Secrets should be kept, even in this current world, the agents-reporters of the tabloid media go and go in and out of each other's private lives, like cheap paparazzi after a juicy gossip-hungry sensation. Tigers with claws are already rubbing against Being, sharpening their teeth, hoping that they will be able to have the useful, moxing-mongrel, at the expense of others, like when someone whispers unexpected buried words, still softly rocking before finally severing the umbilical cord of relationship after the immortal Everything.

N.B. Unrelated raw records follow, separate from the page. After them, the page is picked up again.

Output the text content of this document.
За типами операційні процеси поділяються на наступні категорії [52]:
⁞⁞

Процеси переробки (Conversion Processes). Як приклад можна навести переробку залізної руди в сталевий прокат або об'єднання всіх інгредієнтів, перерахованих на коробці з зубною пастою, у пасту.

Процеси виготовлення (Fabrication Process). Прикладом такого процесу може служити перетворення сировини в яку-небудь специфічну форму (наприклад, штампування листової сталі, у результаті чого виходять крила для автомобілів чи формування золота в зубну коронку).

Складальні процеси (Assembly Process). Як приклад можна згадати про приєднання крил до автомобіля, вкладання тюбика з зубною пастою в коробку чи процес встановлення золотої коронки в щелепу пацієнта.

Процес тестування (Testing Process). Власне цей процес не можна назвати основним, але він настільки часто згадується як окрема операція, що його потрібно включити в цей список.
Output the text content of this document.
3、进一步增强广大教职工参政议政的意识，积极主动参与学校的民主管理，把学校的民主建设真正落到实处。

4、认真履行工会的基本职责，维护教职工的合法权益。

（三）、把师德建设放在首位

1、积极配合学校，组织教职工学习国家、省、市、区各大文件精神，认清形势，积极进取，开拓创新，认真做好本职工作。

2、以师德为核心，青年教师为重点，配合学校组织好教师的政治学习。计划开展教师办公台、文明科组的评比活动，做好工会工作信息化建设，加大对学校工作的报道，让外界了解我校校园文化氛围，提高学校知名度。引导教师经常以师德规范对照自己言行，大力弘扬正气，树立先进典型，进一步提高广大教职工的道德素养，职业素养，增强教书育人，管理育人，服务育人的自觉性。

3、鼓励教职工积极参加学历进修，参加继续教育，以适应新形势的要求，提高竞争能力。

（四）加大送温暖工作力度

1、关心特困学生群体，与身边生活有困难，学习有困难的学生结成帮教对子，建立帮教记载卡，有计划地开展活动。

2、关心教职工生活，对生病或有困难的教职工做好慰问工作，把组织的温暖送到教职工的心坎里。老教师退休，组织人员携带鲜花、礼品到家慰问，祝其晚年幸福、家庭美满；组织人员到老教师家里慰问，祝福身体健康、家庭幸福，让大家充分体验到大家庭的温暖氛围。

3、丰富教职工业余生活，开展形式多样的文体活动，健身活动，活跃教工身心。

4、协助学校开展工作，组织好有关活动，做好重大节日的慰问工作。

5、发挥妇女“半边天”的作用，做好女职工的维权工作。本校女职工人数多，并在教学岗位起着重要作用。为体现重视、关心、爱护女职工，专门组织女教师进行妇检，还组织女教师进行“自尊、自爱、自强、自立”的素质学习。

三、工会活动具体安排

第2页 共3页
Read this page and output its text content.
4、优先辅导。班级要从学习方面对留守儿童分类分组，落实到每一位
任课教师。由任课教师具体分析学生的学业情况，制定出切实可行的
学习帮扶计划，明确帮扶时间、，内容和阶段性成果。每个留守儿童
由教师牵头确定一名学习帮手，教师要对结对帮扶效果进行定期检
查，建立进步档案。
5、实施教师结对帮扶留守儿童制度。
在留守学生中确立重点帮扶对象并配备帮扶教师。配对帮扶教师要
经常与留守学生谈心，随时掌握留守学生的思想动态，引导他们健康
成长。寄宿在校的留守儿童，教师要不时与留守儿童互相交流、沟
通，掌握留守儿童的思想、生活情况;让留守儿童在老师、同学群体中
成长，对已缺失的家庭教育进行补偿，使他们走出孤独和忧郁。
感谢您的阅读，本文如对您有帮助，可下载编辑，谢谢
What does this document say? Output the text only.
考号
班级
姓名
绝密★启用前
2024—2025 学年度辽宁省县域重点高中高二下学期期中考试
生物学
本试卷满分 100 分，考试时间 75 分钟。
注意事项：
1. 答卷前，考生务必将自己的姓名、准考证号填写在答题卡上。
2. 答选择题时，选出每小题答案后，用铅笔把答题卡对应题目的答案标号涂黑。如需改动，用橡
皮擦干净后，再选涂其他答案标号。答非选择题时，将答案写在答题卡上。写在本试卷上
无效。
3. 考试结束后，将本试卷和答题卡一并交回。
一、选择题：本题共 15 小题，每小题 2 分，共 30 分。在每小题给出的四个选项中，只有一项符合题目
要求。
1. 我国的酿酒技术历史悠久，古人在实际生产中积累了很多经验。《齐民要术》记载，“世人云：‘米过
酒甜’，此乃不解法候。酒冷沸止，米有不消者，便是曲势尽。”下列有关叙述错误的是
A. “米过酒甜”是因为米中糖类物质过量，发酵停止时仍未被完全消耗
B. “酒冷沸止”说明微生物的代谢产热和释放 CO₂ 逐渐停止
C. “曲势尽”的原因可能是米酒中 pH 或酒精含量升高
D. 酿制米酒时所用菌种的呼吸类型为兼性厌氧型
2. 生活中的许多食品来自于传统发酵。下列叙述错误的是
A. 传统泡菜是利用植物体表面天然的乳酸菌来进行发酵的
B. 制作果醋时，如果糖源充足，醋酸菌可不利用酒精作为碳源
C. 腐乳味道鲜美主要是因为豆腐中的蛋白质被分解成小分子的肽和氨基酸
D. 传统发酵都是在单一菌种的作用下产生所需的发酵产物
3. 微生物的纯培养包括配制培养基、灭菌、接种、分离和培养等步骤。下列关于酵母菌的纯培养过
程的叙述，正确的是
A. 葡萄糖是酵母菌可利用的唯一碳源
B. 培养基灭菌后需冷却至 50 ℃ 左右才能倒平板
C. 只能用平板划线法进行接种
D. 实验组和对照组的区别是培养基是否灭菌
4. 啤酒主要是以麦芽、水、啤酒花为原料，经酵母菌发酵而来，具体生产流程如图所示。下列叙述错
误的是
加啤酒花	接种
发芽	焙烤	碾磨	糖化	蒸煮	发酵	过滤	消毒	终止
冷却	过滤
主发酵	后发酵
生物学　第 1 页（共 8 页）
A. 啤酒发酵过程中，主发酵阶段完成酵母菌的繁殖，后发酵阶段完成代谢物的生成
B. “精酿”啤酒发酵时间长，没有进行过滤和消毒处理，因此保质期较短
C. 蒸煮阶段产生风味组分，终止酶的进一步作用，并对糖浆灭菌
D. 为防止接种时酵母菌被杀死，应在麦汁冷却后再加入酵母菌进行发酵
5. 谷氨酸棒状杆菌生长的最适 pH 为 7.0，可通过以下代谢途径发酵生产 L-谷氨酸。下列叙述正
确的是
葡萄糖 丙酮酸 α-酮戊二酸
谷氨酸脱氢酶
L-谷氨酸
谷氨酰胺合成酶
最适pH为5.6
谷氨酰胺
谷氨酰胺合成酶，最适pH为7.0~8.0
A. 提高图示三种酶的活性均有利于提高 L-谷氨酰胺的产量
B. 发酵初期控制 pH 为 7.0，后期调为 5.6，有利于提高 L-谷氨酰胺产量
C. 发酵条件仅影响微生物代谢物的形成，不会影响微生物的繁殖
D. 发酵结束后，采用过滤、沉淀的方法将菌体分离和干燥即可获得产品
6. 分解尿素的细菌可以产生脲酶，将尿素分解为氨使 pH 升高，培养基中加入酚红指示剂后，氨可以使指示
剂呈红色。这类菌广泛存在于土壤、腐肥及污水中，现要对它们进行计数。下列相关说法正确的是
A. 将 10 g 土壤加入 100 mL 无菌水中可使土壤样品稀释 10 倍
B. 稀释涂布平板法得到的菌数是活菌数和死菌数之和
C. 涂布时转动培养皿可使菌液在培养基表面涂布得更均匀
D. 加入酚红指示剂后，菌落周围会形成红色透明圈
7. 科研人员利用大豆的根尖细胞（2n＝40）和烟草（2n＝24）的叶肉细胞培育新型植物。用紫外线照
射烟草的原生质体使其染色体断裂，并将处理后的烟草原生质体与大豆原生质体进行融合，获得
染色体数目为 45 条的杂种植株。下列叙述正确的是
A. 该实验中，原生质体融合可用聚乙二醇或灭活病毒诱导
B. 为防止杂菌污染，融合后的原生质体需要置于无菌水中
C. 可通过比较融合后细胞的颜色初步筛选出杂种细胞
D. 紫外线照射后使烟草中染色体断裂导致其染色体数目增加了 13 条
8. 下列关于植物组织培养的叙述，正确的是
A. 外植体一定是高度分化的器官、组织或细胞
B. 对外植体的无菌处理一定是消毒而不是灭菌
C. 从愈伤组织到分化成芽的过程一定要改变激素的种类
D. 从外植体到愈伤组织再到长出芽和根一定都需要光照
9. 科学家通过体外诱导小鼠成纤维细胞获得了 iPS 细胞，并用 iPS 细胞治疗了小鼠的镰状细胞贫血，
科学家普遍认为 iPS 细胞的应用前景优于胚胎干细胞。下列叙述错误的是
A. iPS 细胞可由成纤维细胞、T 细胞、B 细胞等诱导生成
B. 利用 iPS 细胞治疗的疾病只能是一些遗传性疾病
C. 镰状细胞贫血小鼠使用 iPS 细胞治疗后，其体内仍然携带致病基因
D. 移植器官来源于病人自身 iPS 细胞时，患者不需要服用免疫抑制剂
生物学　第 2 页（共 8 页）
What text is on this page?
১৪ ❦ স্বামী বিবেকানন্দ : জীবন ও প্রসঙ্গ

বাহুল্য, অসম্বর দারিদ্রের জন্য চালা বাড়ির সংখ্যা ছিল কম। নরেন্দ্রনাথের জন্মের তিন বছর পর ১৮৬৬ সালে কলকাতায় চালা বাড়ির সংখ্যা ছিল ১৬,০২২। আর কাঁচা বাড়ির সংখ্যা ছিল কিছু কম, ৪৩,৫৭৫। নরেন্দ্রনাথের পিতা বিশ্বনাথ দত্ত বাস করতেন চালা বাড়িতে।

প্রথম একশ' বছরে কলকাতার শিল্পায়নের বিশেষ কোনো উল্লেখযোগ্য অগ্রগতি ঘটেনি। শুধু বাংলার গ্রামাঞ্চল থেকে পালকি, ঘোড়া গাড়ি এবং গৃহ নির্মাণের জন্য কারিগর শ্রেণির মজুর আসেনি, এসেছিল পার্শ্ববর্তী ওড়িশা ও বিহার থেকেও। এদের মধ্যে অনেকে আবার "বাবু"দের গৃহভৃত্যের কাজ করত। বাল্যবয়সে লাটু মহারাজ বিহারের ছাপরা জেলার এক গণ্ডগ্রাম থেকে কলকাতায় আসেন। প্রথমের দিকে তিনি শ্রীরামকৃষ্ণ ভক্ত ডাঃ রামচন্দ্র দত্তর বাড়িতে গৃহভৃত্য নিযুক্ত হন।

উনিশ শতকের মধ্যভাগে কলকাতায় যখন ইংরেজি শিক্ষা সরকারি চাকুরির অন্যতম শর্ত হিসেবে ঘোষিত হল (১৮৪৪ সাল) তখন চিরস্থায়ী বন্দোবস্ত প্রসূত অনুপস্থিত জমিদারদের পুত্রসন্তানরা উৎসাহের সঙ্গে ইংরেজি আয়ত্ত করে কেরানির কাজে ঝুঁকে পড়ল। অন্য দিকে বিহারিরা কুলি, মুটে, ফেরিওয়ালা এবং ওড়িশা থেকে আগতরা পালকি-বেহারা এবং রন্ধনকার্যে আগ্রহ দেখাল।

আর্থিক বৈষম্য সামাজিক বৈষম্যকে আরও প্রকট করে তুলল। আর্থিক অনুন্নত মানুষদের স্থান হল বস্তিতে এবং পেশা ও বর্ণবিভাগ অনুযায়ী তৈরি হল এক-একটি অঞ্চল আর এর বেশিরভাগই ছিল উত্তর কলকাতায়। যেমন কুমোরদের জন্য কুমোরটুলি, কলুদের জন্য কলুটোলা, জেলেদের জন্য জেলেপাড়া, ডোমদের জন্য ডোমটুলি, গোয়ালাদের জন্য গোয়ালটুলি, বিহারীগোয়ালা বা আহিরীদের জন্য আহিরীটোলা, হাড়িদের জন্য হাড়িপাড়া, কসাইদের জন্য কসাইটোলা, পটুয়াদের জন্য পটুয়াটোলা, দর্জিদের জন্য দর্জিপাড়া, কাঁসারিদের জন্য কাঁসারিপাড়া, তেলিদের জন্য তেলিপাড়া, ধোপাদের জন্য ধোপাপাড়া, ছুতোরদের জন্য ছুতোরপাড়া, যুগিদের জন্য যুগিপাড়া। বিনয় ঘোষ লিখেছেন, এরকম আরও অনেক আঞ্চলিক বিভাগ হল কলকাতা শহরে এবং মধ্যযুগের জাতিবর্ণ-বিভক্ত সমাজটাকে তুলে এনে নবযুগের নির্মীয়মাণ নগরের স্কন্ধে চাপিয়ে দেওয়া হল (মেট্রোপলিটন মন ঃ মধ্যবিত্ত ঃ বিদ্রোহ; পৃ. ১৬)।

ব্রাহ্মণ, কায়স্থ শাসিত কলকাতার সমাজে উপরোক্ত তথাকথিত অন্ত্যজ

The streams of the jellyfish-Times are still swinging on the horizontal plane of hourglass minutes, like adrenaline-addicted tightrope walkers. If loyalty and trust are now blossoming in your empty palm, it is no longer just a suspicious undertaking, but also an enterprise to be trampled, since it is of no use; the spear of goodness is rusty, chipped, broken into them one by one, petty suspicions break the tempted, lasting mistake into small syllables, perhaps it would be better to walk the tiny rungs of the ladder of sighs with loyal friends; because prolonged silence and procrastination also have their octopus claws.
The rusty, creaking gates in the spiral staircase of memory rarely open at the command of Alzheimer's; the groans of the mute are heard, the chronically crippled limp on crutches to collect the money of fat insurance companies, while the fat merchants now pawn everything and everyone, even their treasures. Somewhere, the locks of Being have begun to open unconsciously, like a sharp pimple that cannot be squeezed out - it can only be scratched!